Охранник сделал ход ферзем. Но минутку, у меня тоже должен быть ферзь: с какой стати безумный библиотекарь примет меня обратно? У него была камера, он меня снимал, — для чего? Если не для охранника, то?..

— Этот полоумный джентльмен-садист делал снимки для повелителя, для Невежества!

В моем голосе чувствовалась сила, ее воспринял и охранник.

— Он… для своего архива, для внутреннего использования.

Я с ходу возразил, что это нелогично — снимать свои преступления на пленку. Пришлось соврать, что библиотекарь сам сказал, что отдаст снимки повелителю, так как каждый в джунглях должен что-то ему платить.
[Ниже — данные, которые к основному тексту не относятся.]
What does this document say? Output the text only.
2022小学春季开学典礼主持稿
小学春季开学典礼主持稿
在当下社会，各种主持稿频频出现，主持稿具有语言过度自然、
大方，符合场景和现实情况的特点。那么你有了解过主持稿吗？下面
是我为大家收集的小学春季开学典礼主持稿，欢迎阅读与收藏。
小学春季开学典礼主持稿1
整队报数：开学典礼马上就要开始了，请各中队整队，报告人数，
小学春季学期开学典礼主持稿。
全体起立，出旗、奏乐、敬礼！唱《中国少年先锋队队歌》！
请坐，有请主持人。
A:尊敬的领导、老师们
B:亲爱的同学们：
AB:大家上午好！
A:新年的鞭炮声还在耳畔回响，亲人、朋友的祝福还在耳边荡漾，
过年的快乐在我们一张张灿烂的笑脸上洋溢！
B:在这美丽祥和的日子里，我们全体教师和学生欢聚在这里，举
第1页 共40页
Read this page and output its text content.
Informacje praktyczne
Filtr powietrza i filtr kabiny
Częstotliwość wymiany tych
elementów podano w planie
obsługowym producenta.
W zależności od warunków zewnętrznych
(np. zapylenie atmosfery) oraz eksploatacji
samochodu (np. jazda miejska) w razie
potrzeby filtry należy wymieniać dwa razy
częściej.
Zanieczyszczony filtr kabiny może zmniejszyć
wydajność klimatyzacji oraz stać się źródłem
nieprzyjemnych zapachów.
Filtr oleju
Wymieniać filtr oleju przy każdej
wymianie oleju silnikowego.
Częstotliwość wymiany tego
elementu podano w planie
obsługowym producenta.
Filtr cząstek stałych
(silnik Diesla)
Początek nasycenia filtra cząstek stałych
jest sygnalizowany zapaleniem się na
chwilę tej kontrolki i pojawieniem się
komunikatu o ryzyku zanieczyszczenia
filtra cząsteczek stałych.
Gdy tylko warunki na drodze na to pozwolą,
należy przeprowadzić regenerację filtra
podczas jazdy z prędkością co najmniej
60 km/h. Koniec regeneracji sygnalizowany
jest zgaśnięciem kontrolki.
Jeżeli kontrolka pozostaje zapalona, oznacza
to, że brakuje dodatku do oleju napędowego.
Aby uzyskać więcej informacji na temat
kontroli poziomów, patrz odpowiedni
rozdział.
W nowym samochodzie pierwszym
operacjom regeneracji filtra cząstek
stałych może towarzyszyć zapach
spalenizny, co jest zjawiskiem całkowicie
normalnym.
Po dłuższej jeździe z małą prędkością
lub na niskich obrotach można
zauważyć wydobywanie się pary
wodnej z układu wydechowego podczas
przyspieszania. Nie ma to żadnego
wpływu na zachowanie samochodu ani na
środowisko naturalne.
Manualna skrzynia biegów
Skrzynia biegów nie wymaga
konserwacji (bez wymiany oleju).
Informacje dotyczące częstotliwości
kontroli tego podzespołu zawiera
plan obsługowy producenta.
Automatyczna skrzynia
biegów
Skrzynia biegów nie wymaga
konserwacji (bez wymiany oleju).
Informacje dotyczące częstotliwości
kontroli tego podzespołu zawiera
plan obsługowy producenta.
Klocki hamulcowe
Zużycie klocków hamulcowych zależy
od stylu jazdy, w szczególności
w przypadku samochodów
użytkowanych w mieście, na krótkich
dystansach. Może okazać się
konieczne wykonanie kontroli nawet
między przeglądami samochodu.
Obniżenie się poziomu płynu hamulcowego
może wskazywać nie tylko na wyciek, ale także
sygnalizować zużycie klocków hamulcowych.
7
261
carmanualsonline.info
Последним аргументом я попал в точку. Бог его знает, этого шельму-охранника, что он там задолжал невежеству, что теперь хочет откупиться моим обещанием.

Вторая нестандартная ситуация ненадолго обесточила охранника: все в его облике говорило, что он не знает, как поступать. Ему оставалось применить силу, но и тогда бы он проиграл! Грубая сила нелогична, вдобавок я замкнусь, сделаю вид, что поранен, и уж точно не отдам обещания.

— Пойдет, ты даешь обещание и идешь в свой сад… После возвращения я отдаю тебе обещание назад…

— Верно, ты доставляешь меня к Маю, и я окончательно расстаюсь с обещанием в твою пользу!

— Мая не было в начале…

— Постой, приятель, как раз в начале он и был — это от него ты забрал меня в Семизонье, вспомни.

Возникла пауза: насколько мне пришла охота торговаться, настолько же непривычным был этот спектакль охраннику. Должно быть, он высчитывал, опасаясь остаться в проигрыше, и я решил вмешаться:

— Ты всегда просчитывал все мои ходы, так что все у тебя на глазах. Делаем первое — первым, а второе — вторым.

Мое заклинание сработало, и в голове надзирателя шестеренки вновь совпали: первое переместилось к первому, и он решился:

— Ты сразу отдаешь обещание, как только окажешься у границы. Все так?!

— Ага, уже столько об этом толкуем…

Он коснулся моего плеча, и мы переместились.

 

 

 

Глава 56

 

 

Я был о себе слишком высокого мнения, когда полагал, что все получится так запросто. Охранник вернул меня обратно в Джи Даун, и я понял почему. Когда я заговорил о Мае, он все смекнул, — такая жертва ему ничего не стоила, а получить от меня «обещание» можно позже. В конце концов я измучаюсь и отдам его так, без всяких условий.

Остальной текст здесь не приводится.